= Narender Singh Yadav =

Indian mountaineer

Narender Singh Yadav (born 15 December 1994) is an Indian mountaineer. He is best known for his controversial climbing expedition to Mount Everest in May 2016, where he claimed to have summited the mountain but had recognition of this attempt stripped years later after discrepancies were noticed which indicated he had faked the summit, leading to his 2020 Tenzing Norgay National Adventure Award being revoked and a ban from the mountain for six years from the climbing date by the Nepali government in 2021. In May 2022, soon after his ban expired, he returned to Everest and successfully reached the summit with ample proof that he had actually done so.

==Biography and career==
Narender Singh Yadav was born on 15 December 1994. He hails from Nehrugarh village in Rewari district, Haryana, and is the son of Indian Army soldier Krishnachand. He had studied for his MA at Starex University in Gurgaon district.

In July 2018, Yadav claimed to have made a new record by summiting and descending Kilimanjaro the fastest, recording times of 17 hours and 9 hours 17 minutes for each respective segment; this was subsequently registered in the Limca Book of Records. Yadav has stated that he wishes to climb the highest mountain on every continent; as of 2022, he had summited five (out of seven assuming the seven-continent model) - Kilimanjaro, (Africa), Aconcagua (South America), Everest (Asia), Elbrus (Europe) and Kosciuszko (Australia) - with Denali (North America) and Vinson (Antarctica) still remaining.
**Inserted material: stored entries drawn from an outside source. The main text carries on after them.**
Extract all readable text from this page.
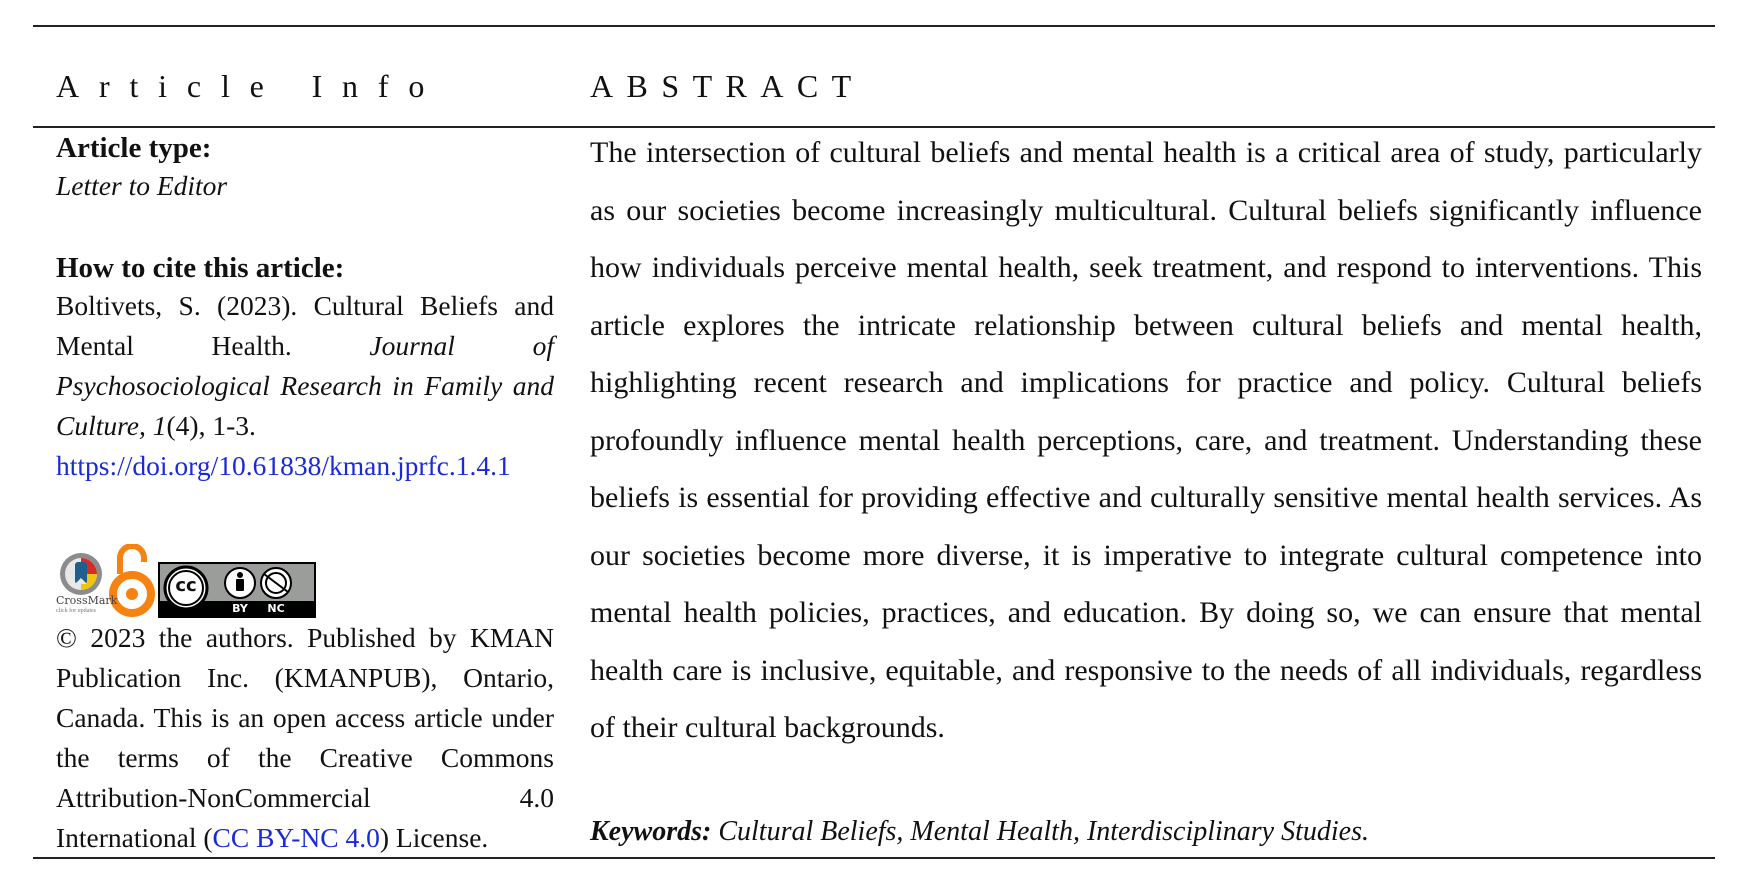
Article Info	ABSTRACT
Article type:
Letter to Editor
How to cite this article:
Boltivets, S. (2023). Cultural Beliefs and Mental Health.	Journal of Psychosociological Research in Family and Culture, 1(4), 1-3.
https://doi.org/10.61838/kman.jprfc.1.4.1
CrossMark
click for updates
cc
BY	NC
© 2023 the authors. Published by KMAN Publication Inc. (KMANPUB), Ontario, Canada. This is an open access article under the terms of the Creative Commons Attribution-NonCommercial 4.0 International (CC BY-NC 4.0) License.
The intersection of cultural beliefs and mental health is a critical area of study, particularly as our societies become increasingly multicultural. Cultural beliefs significantly influence how individuals perceive mental health, seek treatment, and respond to interventions. This article explores the intricate relationship between cultural beliefs and mental health, highlighting recent research and implications for practice and policy. Cultural beliefs profoundly influence mental health perceptions, care, and treatment. Understanding these beliefs is essential for providing effective and culturally sensitive mental health services. As our societies become more diverse, it is imperative to integrate cultural competence into mental health policies, practices, and education. By doing so, we can ensure that mental health care is inclusive, equitable, and responsive to the needs of all individuals, regardless of their cultural backgrounds.
Keywords: Cultural Beliefs, Mental Health, Interdisciplinary Studies.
===Everest climbs and controversy===
In 2016, he joined that year's Seven Summit Treks Everest Expedition as a climber on a three-member team (out of the 14-15 total on the expedition). Yadav had reportedly previously attempted to summit the mountain in 2014 and 2015 but could not do so because of the threat of avalanches. He had claimed to successfully reach the peak of Everest on this expedition, which would have made him the second-youngest Indian to do so. However, his team leader, Naba Kumar Phukon, would later claim that he had never certified his summit; according to him, Yadav and his teammate Seema Rani Goswami were struggling to climb due to fatigue and acute altitude sickness, and needed to be rescued by Sherpa guides after they continued into the "death zone" beyond Camp IV (the highest camp on the mountain) despite their condition; a number of rescuers concurred with this account. However, the expedition company still reported both of them as having summited the mountain, and they were granted certificates by the government of Nepal. The Record, a Nepal-based news website, tied this in to a growing phenomenon of "fake summits" enabled by corruption among expedition companies and officials, and identified India as a growing source of faux summiteers due to a number of state governments, such as Haryana, offering jobs and other perks to those who make it.

The Indian government announced that Yadav would be conferred with the Tenzing Norgay National Adventure Award in August 2020 for his mountaineering career. This reignited scrutiny after pictures of his purported summit were posted online by the Nepali-language newspaper Kantipur in an article pointing out discrepancies such as a lack of tube for his oxygen mask and an absence of reflections in his climbing sunglasses, and suggested he had used another photo and digitally manipulated it to produce the resulting image. This eventually led to numerous Indian climbers agreeing with this assessment on social media and calling for the revocation of the award for Yadav. Eventually, the award was cancelled as Yadav was practicing for the ceremony, and an officer made him return the commemorative jacket that he had already been given. This also prompted an investigation by the Nepalese government, which concluded in February 2021. It found that Yadav had falsified evidence and lied about reaching the peak, concluding with a ruling that banned him from Everest for six years backdated to start from his claimed summit date of 20 May 2016.

Yadav, who continues to insist that his 2016 attempt was legitimate, said that he and his parents faced humiliation from other people in his village. He decided to climb Everest again, training for two years amidst the restrictions introduced to deal with the COVID-19 pandemic. In April 2022, he returned to Nepal as the leader of the "Azadi Ka Amrit Mahotsav Fastest Everest Expedition 2022". He acquired a permit and was able to fly directly to Everest Base Camp the day after his ban expired. After climbing for six days, he successfully summited Everest on the morning of May 27. This time, measures were taken by the organisers to ensure that evidence was abundant for his ascent, such as sending two guides instead of the usual one and taking numerous photos and videos. The tourism department of Nepal recorded and certified that he had summited Everest on 1 June 2022.